Misfolded proteins are tagged with ubiquitin for degradation. If proteasome function is compromised, tagged proteins accumulate. Aggregates block degradation pathways further → vicious cycle. Leads to cell stress, impaired function, and neuronal death.

Question 51

What is the ‘shredder’ analogy used for the UPS in Parkinson’s disease?

Answer 51

UPS = cellular shredder for misfolded proteins. If it's clogged (e.g., due to excess alpha-synuclein), proteins accumulate. Overloaded UPS becomes completely ineffective, leading to cell death. Vicious cycle: accumulation → dysfunction → more accumulation.

Question 52

What are consequences of alpha-synuclein aggregates within neurons?

Answer 52

Form Lewy bodies, occupy intracellular space.

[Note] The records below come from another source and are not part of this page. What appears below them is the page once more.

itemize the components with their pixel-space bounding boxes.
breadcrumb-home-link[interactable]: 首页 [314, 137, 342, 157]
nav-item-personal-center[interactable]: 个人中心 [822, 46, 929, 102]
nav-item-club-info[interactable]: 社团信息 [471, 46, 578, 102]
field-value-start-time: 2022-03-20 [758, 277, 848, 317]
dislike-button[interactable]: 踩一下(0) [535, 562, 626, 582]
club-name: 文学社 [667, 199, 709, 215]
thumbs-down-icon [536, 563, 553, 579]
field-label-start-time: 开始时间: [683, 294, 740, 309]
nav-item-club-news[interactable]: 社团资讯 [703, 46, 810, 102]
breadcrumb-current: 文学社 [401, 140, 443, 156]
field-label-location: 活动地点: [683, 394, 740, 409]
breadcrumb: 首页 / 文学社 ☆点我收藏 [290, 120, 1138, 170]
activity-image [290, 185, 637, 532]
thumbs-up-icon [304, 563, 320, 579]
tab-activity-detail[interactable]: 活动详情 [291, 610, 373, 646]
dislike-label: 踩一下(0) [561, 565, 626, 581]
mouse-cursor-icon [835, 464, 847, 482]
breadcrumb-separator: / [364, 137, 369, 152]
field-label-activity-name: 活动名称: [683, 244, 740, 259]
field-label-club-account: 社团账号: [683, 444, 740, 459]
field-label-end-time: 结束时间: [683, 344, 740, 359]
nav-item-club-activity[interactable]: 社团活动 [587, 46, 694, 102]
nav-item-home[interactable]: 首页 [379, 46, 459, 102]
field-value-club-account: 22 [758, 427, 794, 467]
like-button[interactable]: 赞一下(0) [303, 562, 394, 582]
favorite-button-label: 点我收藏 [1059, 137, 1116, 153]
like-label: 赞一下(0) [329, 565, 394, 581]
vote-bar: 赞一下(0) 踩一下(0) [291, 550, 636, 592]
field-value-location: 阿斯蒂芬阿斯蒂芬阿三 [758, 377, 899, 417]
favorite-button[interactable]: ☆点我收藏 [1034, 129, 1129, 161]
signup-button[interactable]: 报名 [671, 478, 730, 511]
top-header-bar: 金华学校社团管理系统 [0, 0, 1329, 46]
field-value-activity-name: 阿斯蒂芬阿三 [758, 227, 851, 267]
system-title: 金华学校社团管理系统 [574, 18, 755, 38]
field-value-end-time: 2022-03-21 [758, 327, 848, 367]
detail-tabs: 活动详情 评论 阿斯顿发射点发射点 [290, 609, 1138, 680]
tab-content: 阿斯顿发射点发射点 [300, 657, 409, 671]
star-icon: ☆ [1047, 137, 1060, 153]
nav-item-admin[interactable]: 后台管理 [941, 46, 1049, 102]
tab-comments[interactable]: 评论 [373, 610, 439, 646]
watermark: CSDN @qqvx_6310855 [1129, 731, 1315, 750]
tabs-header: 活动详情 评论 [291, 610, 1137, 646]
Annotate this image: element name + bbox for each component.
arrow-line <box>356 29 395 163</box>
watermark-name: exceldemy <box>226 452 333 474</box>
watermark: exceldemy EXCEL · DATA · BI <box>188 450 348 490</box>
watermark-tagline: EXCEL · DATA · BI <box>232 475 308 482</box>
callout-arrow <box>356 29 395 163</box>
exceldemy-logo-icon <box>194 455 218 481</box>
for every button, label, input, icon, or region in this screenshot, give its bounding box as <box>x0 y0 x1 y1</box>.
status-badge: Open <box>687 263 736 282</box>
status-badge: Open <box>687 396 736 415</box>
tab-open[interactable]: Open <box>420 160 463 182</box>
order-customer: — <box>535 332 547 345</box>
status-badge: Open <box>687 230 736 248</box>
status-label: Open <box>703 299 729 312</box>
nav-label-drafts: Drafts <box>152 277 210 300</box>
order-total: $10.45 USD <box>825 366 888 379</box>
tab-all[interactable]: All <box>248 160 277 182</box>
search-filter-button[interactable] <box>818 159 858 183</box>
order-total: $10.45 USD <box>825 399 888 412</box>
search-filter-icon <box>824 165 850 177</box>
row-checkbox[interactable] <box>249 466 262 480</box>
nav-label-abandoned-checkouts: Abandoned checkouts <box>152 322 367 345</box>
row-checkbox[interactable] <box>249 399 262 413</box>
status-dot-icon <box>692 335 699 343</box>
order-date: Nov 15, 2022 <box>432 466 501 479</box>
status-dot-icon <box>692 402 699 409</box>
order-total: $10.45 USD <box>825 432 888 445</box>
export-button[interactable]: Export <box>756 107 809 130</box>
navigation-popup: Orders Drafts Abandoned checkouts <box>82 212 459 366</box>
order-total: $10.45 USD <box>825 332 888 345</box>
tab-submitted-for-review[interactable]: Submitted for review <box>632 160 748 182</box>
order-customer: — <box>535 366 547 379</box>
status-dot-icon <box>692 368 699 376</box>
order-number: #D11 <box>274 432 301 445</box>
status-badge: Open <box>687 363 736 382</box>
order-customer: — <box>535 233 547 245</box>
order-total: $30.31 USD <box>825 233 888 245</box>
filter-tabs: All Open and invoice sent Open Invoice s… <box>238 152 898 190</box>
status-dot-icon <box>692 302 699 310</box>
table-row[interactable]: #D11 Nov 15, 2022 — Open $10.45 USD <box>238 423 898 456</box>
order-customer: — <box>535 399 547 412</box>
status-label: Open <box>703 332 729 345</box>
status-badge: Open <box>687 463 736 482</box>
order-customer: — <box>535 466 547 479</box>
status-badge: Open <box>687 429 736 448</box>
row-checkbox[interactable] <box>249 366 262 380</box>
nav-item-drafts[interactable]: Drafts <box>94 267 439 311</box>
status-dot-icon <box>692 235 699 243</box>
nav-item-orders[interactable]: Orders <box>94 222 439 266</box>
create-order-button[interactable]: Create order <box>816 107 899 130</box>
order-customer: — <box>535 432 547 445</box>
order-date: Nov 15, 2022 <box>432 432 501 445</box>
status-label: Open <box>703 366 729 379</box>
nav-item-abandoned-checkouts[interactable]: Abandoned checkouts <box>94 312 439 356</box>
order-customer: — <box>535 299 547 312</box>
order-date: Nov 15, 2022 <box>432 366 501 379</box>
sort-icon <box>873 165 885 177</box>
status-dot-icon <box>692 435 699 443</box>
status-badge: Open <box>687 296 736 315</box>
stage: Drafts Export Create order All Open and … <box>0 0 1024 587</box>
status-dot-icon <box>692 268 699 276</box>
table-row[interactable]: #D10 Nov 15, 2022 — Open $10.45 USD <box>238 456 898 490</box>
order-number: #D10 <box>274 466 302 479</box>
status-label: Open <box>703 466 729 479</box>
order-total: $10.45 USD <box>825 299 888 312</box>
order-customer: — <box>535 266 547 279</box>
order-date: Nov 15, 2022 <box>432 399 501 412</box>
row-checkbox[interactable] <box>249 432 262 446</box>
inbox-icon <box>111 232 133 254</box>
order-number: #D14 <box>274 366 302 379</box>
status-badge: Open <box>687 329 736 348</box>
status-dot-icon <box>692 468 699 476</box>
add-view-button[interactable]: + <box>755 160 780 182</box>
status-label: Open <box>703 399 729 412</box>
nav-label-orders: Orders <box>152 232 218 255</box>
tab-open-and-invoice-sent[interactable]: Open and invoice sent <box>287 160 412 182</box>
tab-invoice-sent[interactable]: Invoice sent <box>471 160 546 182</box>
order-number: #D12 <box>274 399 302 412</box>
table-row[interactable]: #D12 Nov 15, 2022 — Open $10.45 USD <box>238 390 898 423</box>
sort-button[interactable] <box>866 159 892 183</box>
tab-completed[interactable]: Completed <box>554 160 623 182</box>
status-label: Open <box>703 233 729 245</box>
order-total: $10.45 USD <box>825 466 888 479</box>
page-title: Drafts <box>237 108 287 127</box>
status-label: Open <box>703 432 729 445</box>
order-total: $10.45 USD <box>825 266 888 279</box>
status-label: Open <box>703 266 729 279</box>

Interfere with organelle function and axonal transport. Impair communication between cell body and synapse. May also cause cellular toxicity and apoptosis.

Question 53

Why might prion-like spread not occur in human Parkinson’s disease?

Answer 53

In humans, pathology remains localized to substantia nigra. Unlike Alzheimer’s, spread along circuits is not seen. Animal models may show spread, but don’t reflect human condition.

Question 54

What qualities make a good animal model for human neurodegenerative disease?

Answer 54

Must replicate human pathology and progression. Should mimic the specific symptoms and affected regions. If the model shows effects not observed in humans, it may be irrelevant. Example: alpha-synuclein spreading in mice vs. localization in humans.